Virtual Desktop Infrastructure (VDI) has been around for about a decade, and it is a technology used to create a virtualized desktop environment on a remote server setup. In other words, it involves running end-user or employee desktops on Virtual Machines (VMs) that are either hosted in the cloud or on dedicated bare-metal servers. Virtual machines are controlled through management software.

With a VDI environment, each user has a dedicated virtual machine that runs a separate operating system. Each employee has an isolated environment that looks and feels the same as a traditional physical desktop with VDI. The benefit to employees is that they can log into their virtual machines on any device and from any place through a secure network.

VDI is divided into two classifications-persistent and non-persistent. Persistent VDI is customized to a specific user, and this allows the user to log into the same desktop every time. Non-persistent VDI means that every time a user logs out, the desktop reverts to its initial state.

How Does VDI Work?

When we talk about how VDI works, it is essential to understand that technology utilizes application virtualization. This technology creates a virtualized application image and replicates it to all the virtual desktops in the desktop pool. It makes application deployment extremely easy and fast.

The technology creates an executable file of the application by capturing pre and post images of the system before and after installing the software. You can use this file in any system without going through the installation process repeatedly.

Users log in to their desktop using the client software. A request is made and accepted by the connection broker after the user is authenticated. The connection broker analyzes the right and sends the user to their desktop in the desktop pool. The admin can turn the virtual desktop off if the user is not using it. This provides a way to control overall capacity. It can accommodate more users than the server’s actual power by turning off desktops that are not in use. As an example, on a server with 500 GB RAM, you can create 600 Virtual desktops with 1 GB RAM, assuming that not all 600 users will use the desktop at the same time.
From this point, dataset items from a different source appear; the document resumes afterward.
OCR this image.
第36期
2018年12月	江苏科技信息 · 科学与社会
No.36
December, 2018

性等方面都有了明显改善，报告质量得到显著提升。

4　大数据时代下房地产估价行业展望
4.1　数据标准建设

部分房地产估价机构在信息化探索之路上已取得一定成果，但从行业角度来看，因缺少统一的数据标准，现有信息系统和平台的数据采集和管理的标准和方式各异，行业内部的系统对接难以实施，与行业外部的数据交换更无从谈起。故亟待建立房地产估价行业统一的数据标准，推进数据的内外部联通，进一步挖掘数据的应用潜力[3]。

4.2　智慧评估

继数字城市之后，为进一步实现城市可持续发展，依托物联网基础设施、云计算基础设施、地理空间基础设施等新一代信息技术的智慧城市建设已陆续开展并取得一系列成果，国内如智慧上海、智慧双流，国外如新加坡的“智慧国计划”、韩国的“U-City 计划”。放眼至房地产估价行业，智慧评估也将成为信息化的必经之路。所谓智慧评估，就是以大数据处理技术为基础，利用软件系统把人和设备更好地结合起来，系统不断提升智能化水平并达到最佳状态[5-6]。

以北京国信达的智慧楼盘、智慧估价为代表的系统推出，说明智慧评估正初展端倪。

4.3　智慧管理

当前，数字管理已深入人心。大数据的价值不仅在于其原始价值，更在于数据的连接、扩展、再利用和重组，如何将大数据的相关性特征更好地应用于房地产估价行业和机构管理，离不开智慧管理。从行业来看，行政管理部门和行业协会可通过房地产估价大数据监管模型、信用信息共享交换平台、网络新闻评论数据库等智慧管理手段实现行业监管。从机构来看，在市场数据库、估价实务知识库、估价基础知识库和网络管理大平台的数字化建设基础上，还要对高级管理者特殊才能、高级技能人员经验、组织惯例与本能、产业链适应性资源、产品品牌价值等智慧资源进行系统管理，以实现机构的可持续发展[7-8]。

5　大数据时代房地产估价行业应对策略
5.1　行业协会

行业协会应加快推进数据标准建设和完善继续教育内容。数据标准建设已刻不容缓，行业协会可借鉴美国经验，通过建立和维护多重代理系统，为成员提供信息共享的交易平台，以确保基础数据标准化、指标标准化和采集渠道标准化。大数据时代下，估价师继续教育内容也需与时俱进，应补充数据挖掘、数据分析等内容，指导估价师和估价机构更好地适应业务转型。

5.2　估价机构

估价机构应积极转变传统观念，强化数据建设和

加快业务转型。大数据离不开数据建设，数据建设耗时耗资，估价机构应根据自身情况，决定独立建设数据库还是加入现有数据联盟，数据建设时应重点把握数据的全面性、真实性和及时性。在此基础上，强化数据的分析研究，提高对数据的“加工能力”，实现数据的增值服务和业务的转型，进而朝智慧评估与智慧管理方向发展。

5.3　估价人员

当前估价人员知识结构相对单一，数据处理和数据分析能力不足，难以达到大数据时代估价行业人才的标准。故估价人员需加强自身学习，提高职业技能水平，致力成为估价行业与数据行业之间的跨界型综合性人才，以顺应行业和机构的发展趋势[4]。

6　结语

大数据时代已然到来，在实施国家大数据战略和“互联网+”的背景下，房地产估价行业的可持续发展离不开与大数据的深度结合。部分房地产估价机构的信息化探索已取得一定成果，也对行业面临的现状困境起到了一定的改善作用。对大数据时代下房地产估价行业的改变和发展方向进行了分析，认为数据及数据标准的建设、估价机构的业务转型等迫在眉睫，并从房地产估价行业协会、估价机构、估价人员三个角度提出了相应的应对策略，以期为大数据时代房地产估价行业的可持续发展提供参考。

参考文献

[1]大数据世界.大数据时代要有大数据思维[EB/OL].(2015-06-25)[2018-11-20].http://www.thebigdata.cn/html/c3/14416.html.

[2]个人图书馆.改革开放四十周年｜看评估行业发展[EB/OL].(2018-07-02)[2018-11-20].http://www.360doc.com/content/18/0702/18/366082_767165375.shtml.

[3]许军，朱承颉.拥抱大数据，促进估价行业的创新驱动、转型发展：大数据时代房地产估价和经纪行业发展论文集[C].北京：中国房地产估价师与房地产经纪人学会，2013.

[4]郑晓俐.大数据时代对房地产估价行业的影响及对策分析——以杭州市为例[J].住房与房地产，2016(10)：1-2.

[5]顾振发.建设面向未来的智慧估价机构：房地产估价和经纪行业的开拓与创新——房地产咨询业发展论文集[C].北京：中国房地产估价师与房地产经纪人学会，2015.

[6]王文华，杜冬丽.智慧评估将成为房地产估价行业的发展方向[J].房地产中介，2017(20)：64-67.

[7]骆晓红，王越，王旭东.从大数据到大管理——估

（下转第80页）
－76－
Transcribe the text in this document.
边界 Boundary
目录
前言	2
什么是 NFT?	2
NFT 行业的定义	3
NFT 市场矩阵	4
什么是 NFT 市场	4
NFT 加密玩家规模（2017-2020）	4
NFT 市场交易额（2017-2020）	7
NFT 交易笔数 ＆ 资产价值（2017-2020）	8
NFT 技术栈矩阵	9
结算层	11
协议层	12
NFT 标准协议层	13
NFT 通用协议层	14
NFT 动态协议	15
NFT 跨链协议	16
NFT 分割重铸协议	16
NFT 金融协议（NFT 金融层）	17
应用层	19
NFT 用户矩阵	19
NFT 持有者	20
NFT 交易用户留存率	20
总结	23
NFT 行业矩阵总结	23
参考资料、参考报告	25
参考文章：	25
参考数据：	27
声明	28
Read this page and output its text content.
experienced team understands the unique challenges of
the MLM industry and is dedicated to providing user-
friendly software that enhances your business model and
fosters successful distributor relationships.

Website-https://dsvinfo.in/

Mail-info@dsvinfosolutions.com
The desktop image is mirrored from a master desktop to all the other desktops. It is called cloning. Cloning is classified as either full or linked. In linked cloning, the virtual disk of the master desktop is connected to all other desktops. It saves disk space on the server. The data of all the users is protected separately. The only real problem with this method is that the cloned desktops must be linked to the master desktop at all times.

If you choose full cloning, the cloned desktops are not linked to the master, and they function as independent desktops. In this scenario, all the desktops use separate disk space.

A VDI management software like VMware View Manager can be used to create desktop pools. The admin user can manage the desktop pools, provision new desktops, create new collections, and set up policies.

Benefits of VDI

The ability to have remote access to all of your applications and data is probably the single most significant benefit of VDI. Still, many other benefits come with VDI. Security is one of them. Because remote data centers store the data with high-level redundancy, you do not need to worry about your data’s total loss. Even if you lose the device, you can still access your desktop and data from any other device.

Portability is another critical benefit of VDI technology. You are no longer limited to using your desktop computer anymore. With VDI, you can use your laptop, mobile phone, tablet, or your thin client. You can also provide more desktops quickly and easily. You can provision more desktops instantaneously.

If you are hosted in the cloud, you also receive all of your provider’s data center benefits, such as high-end infrastructure, the most advanced security, and disaster recovery protocols. Finally, you benefit from reduced costs. No more hardware to purchase or maintain. VDI allows businesses and IT departments to streamline equipment costs by using a single server to host multiple desktops for end-users while also delivering secure platform users can access from virtually anywhere.

Experts and analysts agree that VDI will continue to increase in adoption as the cloud continues to mature and reach a suitably stable state because VDI is more comfortable to deploy and maintain. It is also true that VDI has grown to a point where financially driven business cases are reaching positive territory. Another major factor causing businesses to reconsider how they might move forward with cloud-hosted VDI is the release of Windows Virtual Desktop. These factors combine to make it the right time to study and understand VDI and how it can benefit your company as we move forward in 2020.